Speed up transition models with linked tables

Biggest speed improvement was specifying explicit copying of new linked table rows so that pandas didn't do any "are you assigning to a copy?" checks. More speedups were achieved by using a groupby on the linked table rows that needed copying to cut down on filtering done.
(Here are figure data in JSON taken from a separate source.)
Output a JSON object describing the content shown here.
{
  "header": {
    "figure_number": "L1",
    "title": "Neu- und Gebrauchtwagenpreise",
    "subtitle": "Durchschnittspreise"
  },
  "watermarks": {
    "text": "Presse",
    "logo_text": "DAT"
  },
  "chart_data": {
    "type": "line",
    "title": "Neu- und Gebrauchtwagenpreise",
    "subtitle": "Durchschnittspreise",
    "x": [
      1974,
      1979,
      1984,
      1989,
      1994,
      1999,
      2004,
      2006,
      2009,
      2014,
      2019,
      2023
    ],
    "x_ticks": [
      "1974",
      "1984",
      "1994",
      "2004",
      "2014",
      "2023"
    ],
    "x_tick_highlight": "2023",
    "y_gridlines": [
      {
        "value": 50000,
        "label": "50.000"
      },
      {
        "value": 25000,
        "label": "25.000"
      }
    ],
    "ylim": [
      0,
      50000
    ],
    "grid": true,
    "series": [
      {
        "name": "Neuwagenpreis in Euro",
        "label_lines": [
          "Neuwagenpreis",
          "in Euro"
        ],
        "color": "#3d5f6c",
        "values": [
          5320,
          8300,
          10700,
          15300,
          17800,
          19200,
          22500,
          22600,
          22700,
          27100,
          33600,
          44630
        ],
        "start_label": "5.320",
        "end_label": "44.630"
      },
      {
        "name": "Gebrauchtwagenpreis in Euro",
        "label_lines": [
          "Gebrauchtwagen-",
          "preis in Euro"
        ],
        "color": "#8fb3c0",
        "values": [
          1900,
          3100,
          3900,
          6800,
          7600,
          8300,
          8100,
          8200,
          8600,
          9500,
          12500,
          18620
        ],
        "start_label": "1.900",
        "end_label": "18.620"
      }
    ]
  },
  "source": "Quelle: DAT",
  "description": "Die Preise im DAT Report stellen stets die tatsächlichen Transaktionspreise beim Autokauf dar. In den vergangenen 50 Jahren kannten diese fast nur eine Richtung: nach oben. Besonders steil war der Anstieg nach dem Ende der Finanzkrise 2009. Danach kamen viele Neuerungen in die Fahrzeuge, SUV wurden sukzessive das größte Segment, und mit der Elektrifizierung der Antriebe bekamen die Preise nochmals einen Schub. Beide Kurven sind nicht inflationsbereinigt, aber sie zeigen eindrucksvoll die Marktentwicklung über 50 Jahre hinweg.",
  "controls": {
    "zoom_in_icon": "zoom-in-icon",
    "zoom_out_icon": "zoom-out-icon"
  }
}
Overall speedup is more than 10x.
UDST · May 15, 2014 · 8333b15 · 8333b15
1 parent 22312d1
commit 8333b15
Show file tree

Hide file tree

Showing 3 changed files with 57 additions and 5 deletions.
diff --git a/urbansim/models/tests/test_util.py b/urbansim/models/tests/test_util.py
@@ -1,3 +1,5 @@
+import string
+
 import numpy as np
 import pandas as pd
 import pytest
@@ -130,3 +132,16 @@ def test_dict_full(self):
         assert util.str_model_expression(expr_dict) == self.full_expected
         assert util.str_model_expression(
             expr_dict, add_constant=False) == self.full_expected_no_const
+
+
+def test_sorted_groupby():
+    df = pd.DataFrame(
+        {'alpha': np.random.choice(list(string.lowercase), 100),
+         'num': np.random.randint(100)})
+    sorted_df = df.sort('alpha')
+
+    expected = {name: d.to_dict() for name, d in df.groupby('alpha')}
+    test = {name: d.to_dict()
+            for name, d in util.sorted_groupby(sorted_df, 'alpha')}
+
+    assert test == expected
diff --git a/urbansim/models/transition.py b/urbansim/models/transition.py
@@ -1,5 +1,7 @@
 from __future__ import division
 
+import itertools
+
 import numpy as np
 import pandas as pd
 
@@ -386,16 +388,23 @@ def _update_linked_table(table, col_name, added, copied, removed):
     updated : pandas.DataFrame
 
     """
-    table = table.loc[~table[col_name].isin(removed)]
+    table = table.loc[~table[col_name].isin(set(removed))]
+    sub_table = table.loc[table[col_name].isin(set(copied))]
 
     id_map = added.groupby(copied)
     new_rows = []
 
-    for copied_id, new_ids in id_map.items():
-        rows = table.query('{} == {}'.format(col_name, copied_id))
+    for copied_id, rows in sub_table.groupby(col_name, sort=False):
         # number of times we'll need to duplicate new_ids
         n_matching_rows = len(rows)
-        rows = rows.loc[rows.index.repeat(len(new_ids))]
+
+        new_ids = id_map[copied_id]
+
+        if len(new_ids) > 1:
+            rows = rows.loc[rows.index.repeat(len(new_ids))].copy()
+        else:
+            rows = rows.copy()
+
         rows[col_name] = new_ids * n_matching_rows
         new_rows.append(rows)
 
@@ -454,7 +463,7 @@ def transition(self, data, year, linked_tables=None):
 
         updated, added, copied, removed = self.transitioner(data, year)
 
-        for table_name, (table, col) in linked_tables.items():
+        for table_name, (table, col) in linked_tables.iteritems():
             updated_links[table_name] = \
                 _update_linked_table(table, col, added, copied, removed)
 

diff --git a/urbansim/models/util.py b/urbansim/models/util.py
@@ -196,3 +196,31 @@ def str_model_expression(expr, add_constant=True):
             model_expression += ' - 1'
 
     return model_expression
+
+
+def sorted_groupby(df, groupby):
+    """
+    Perform a groupby on a DataFrame using a specific column
+    and assuming that that column is sorted.
+
+    Parameters
+    ----------
+    df : pandas.DataFrame
+    groupby : object
+        Column name on which to groupby. This column must be sorted.
+
+    Returns
+    -------
+    generator
+        Yields pairs of group_name, DataFrame.
+
+    """
+    start = 0
+    prev = df[groupby].iloc[start]
+    for i, x in enumerate(df[groupby]):
+        if x != prev:
+            yield prev, df.iloc[start:i]
+            prev = x
+            start = i
+    # need to send back the last group
+    yield prev, df.iloc[start:]